The minimum 100% penalty will apply even where someone has been careless with their affairs - intent is not necessarily required.

"It is helpful that HMRC has updated its guidance to confirm that they will not charge a failure to correct penalty if a person notifies them there is a potential matter to be corrected by 30 September 2018, for example by registering under the Worldwide Disclosure Facility, and importantly, follows up with the relevant disclosure within the 90 day deadline of 29 December 2018," said Josie Hills a tax investigations expert at Pinsent Masons, the law firm behind Out-Law.com.

"The guidance allows breathing space to put together the full disclosure for those who have notified an irregularity before 30 September.
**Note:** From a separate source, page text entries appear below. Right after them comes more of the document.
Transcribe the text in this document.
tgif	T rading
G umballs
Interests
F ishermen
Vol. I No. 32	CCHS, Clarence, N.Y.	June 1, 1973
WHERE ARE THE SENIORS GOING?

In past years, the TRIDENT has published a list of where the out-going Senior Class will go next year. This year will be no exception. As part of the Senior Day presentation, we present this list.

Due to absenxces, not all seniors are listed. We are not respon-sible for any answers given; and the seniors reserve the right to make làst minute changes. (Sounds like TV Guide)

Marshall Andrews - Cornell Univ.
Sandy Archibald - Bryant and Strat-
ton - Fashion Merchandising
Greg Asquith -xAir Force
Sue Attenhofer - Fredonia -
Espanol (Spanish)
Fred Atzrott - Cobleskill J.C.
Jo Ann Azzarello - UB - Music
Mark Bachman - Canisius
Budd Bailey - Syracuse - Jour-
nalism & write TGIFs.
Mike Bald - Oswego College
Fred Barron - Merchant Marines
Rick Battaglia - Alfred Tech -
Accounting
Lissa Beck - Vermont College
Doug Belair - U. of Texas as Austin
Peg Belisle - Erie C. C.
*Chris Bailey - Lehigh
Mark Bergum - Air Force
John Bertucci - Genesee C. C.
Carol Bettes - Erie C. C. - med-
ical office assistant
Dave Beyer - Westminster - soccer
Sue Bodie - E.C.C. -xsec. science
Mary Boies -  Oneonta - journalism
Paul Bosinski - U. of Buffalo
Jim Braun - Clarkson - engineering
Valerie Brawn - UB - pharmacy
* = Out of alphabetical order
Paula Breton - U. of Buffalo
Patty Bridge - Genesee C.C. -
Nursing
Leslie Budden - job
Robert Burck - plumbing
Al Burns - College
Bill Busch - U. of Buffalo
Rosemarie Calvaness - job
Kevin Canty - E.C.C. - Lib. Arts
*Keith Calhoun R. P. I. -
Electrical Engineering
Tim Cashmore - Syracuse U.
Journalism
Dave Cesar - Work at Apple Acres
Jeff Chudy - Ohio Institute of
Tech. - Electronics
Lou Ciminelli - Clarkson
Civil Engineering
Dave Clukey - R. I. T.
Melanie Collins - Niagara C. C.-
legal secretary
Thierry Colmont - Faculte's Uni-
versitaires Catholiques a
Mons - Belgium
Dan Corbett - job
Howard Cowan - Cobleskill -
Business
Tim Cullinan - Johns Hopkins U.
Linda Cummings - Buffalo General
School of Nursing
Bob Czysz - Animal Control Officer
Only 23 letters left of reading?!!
However, with the main holiday period upon us, anyone who thinks they may have underpaid UK tax in respect of an offshore asset or matter needs to take specialist advice urgently as the initial disclosure must still be made by 30 September and it may take some time to quantify the amount of tax underpaid, particularly where complex structures are involved," she said.

"It is possible to withdraw a notification to correct where it is identified that a disclosure is not needed following notification so if there are any taxpayers who are uncertain about whether their affairs need to be regularised, they should err on the side of caution and notify before 30 September", Hills said.

"With HMRC about to get CRS disclosures about financial accounts held by UK taxpayers in around 100 countries, including major financial centres such as  Singapore, Switzerland, Hong Kong, Dubai, the chances of HMRC finding out about undeclared assets are greater now than ever before," she said.

The Common Reporting Standard (CRS) is an international measure whereby countries automatically exchange tax information about financial accounts held by non-residents. The first exchanges were made by early adopter countries in 2017, but 2018 sees exchanges being made for the first time by late adopter countries.

"Those who fail to correct face stringent financial penalties and in the most serious of cases, the prospect of a criminal prosecution," Josie Hills said.